How to load digoxin
- Loading dose
- Digoxin loading dose IV: 500mcg; followed by 250mcg 6 hours later and a further 250mcg 6 hours after that
- Digoxin loading oral: 500-750mcg 2 doses 6 hours apart (max 1500mcg in 24 hours)
- Maintenance dose
- 62.5mcg – 250mcg daily
- Note: when converting from the oral to the IV formulation the dosage should be reduced by 33% to take account of the difference in bioavailability
- Dose in renal impairment [GFR (ml/min)]
- <10: 62.5mcg three times a week to 62.5mcg daily
- 10-20: usually 125mcg daily
- >20-50: usually 125mcg daily
- Note: for patients with renal impairment interval between doses given during digitalisation should be lengthened to for example 8-10 hours.
Pharmacology of digoxin
- Digoxin inhibits sodium-potassium ATPase. This increases intracellular sodium and thus (by stimulation of sodium-calcium exchange) an increase in the intracellular concentration of calcium.
- The beneficial effects of digoxin result from direct actions on cardiac muscle, as well as indirect actions on the cardiovascular system mediated by effects on the autonomic nervous system.
Contraindications to digoxin
- Hypersensitivity to digoxin
Cautions with digoxin
- Sinus Node Disease and AV Block
- Because digoxin slows SA and AV conduction, it commonly prolongs the PR interval.
- May cause severe sinus bradycardia or sinoatrial block in patients with pre-existing sinus node disease and may cause advanced or complete heart block in patients with pre-existing incomplete AV block.
- Accessory AV Pathway (Wolff-Parkinson-White Syndrome)
- After intravenous digoxin therapy, some patients with paroxysmal atrial fibrillation or flutter and a coexisting accessory AV pathway have developed increased antegrade conduction across the accessory pathway bypassing the AV node, leading to a very rapid ventricular response or ventricular fibrillation.
- Electrolyte imbalance
- In patients with hypokalemia or hypomagnesemia, toxicity may occur despite serum digoxin concentrations below 2.0 ng/ml, because potassium or magnesium depletion sensitizes the myocardium to digoxin.
- Hypercalcemia from any cause predisposes the patient to digitalis toxicity. Calcium, particularly when administered rapidly by the intravenous route, may produce serious arrhythmias in digitalized patients. On the other hand, hypocalcemia can nullify the effects of digoxin in humans; thus, digoxin may be ineffective until serum calcium is restored to normal.
Tips for digoxin
- Always ensure potassium, magnesium and calcium are replaced prior to digitalising
- Digoxin toxicity may develop in the critically ill, particularly if the patient has renal impairment. Monitoring is not routinely required but should be considered.

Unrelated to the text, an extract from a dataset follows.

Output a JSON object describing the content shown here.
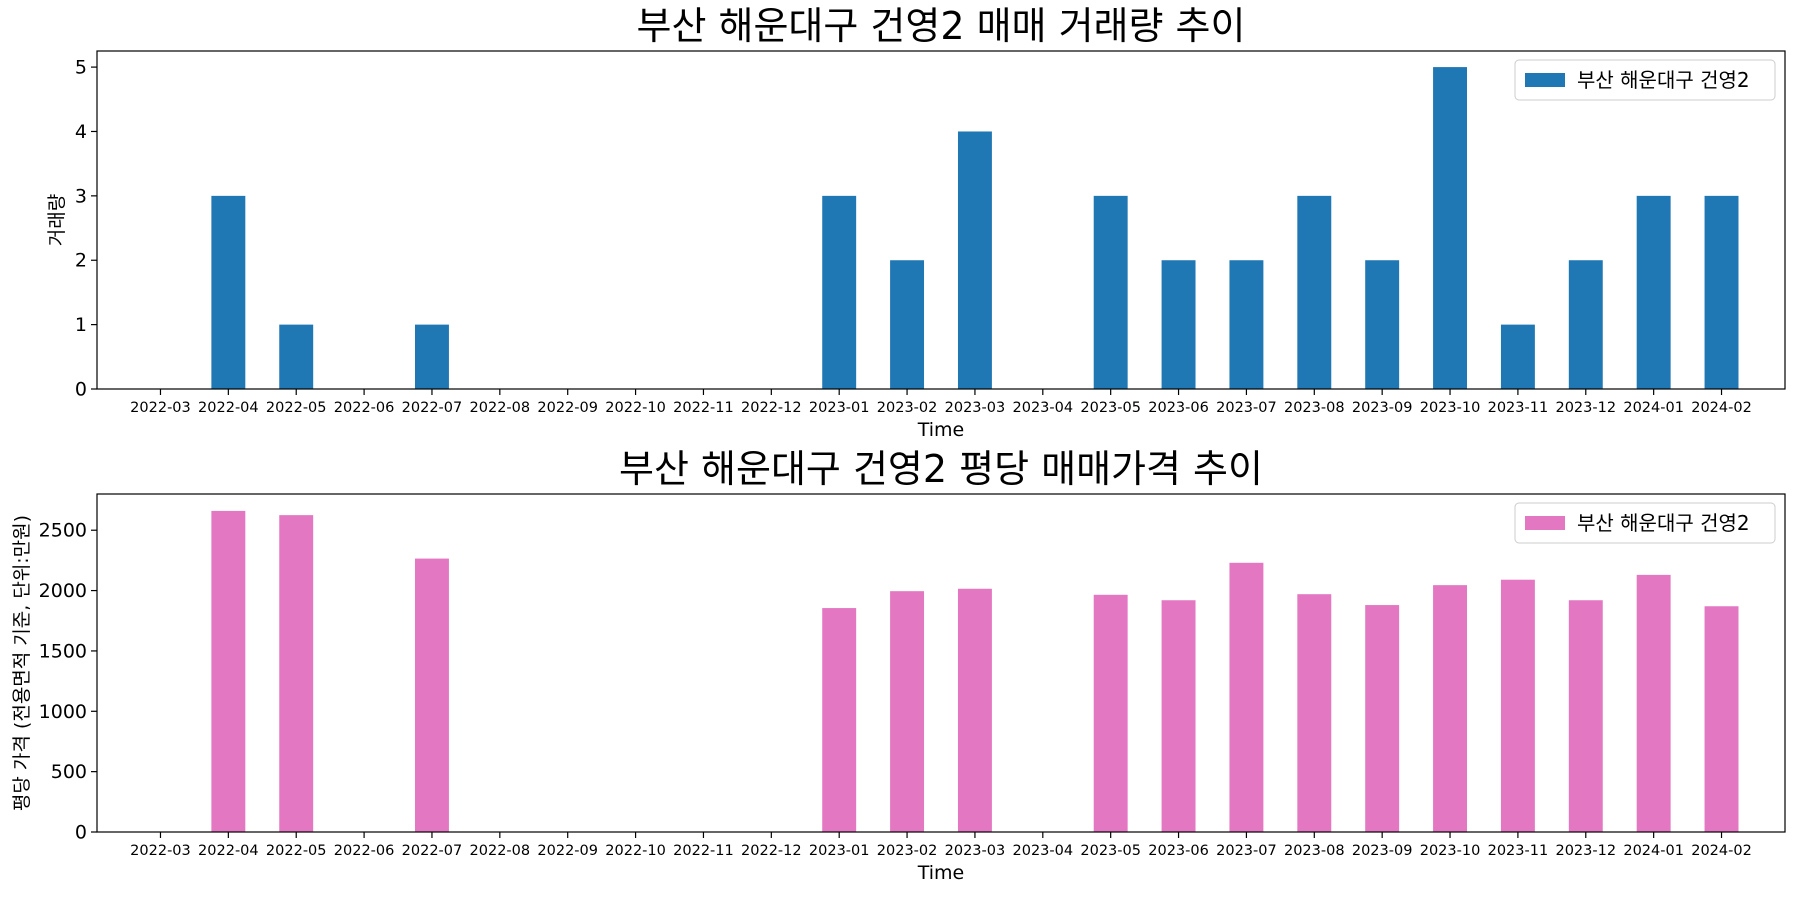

- Therapeutic Range 0.6-1.2 nmol/L. Recommended sampling: 8-24 hours post dose.
- If a patient is commenced on digoxin in the ICU levels should not be measured until the drug has achieved steady state at 5-7 days.
Interactions with digoxin
- Potassium-depleting diuretics are a major contributing factor to digitalis toxicity.

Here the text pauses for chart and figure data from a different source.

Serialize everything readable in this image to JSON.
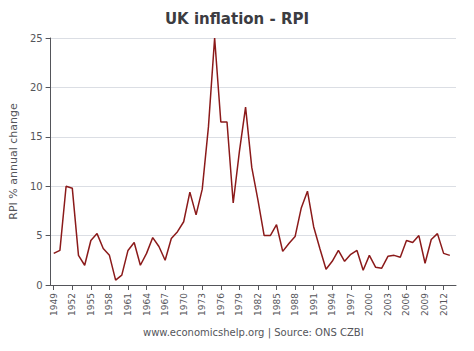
{
  "chart_data": {
    "type": "line",
    "title": "UK inflation - RPI",
    "xlabel": "www.economicshelp.org | Source: ONS CZBI",
    "ylabel": "RPI % annual change",
    "x": [
      1949,
      1950,
      1951,
      1952,
      1953,
      1954,
      1955,
      1956,
      1957,
      1958,
      1959,
      1960,
      1961,
      1962,
      1963,
      1964,
      1965,
      1966,
      1967,
      1968,
      1969,
      1970,
      1971,
      1972,
      1973,
      1974,
      1975,
      1976,
      1977,
      1978,
      1979,
      1980,
      1981,
      1982,
      1983,
      1984,
      1985,
      1986,
      1987,
      1988,
      1989,
      1990,
      1991,
      1992,
      1993,
      1994,
      1995,
      1996,
      1997,
      1998,
      1999,
      2000,
      2001,
      2002,
      2003,
      2004,
      2005,
      2006,
      2007,
      2008,
      2009,
      2010,
      2011,
      2012,
      2013
    ],
    "values": [
      3.2,
      3.5,
      10.0,
      9.8,
      3.0,
      2.0,
      4.5,
      5.2,
      3.7,
      3.0,
      0.5,
      1.0,
      3.5,
      4.3,
      2.0,
      3.2,
      4.8,
      3.9,
      2.5,
      4.7,
      5.4,
      6.4,
      9.4,
      7.1,
      9.7,
      16.0,
      25.0,
      16.5,
      16.5,
      8.3,
      13.5,
      18.0,
      11.9,
      8.6,
      5.0,
      5.0,
      6.1,
      3.4,
      4.2,
      4.9,
      7.8,
      9.5,
      5.9,
      3.7,
      1.6,
      2.4,
      3.5,
      2.4,
      3.1,
      3.5,
      1.5,
      3.0,
      1.8,
      1.7,
      2.9,
      3.0,
      2.8,
      4.5,
      4.3,
      5.0,
      2.2,
      4.6,
      5.2,
      3.2,
      3.0
    ],
    "color": "#8B1A1A",
    "xlim": [
      1948.5,
      2014
    ],
    "xticks": [
      1949,
      1952,
      1955,
      1958,
      1961,
      1964,
      1967,
      1970,
      1973,
      1976,
      1979,
      1982,
      1985,
      1988,
      1991,
      1994,
      1997,
      2000,
      2003,
      2006,
      2009,
      2012
    ],
    "ylim": [
      0,
      25
    ],
    "yticks": [
      0,
      5,
      10,
      15,
      20,
      25
    ],
    "grid": true
  }
}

- Calcium, particularly if administered rapidly by the intravenous route, may produce serious arrhythmias in digitalized patients.
- Quinidine, verapamil, amiodarone, propafenone, indomethacin, itraconazole, alprazolam, and spironolactone raise the serum digoxin concentration due to a reduction in clearance and/or in volume of distribution of the drug, with the implication that digitalis intoxication may result.
- Erythromycin, clarithromycin and tetracycline may increase digoxin absorption in patients who inactivate digoxin by bacterial metabolism in the lower intestine, so that digitalis intoxication may result.
- Rifampin may decrease serum digoxin concentration, especially in patients with renal dysfunction, by increasing the non-renal clearance of digoxin.
Adverse effects of digoxin
- Ventricular extrasystoles, tachycardia, bradycardias, heart block, cardiac arrest
- Anorexia, nausea, vomiting, diarrhoea, abdominal pain
- Headache, dizziness, mental disturbances, visual disturbances.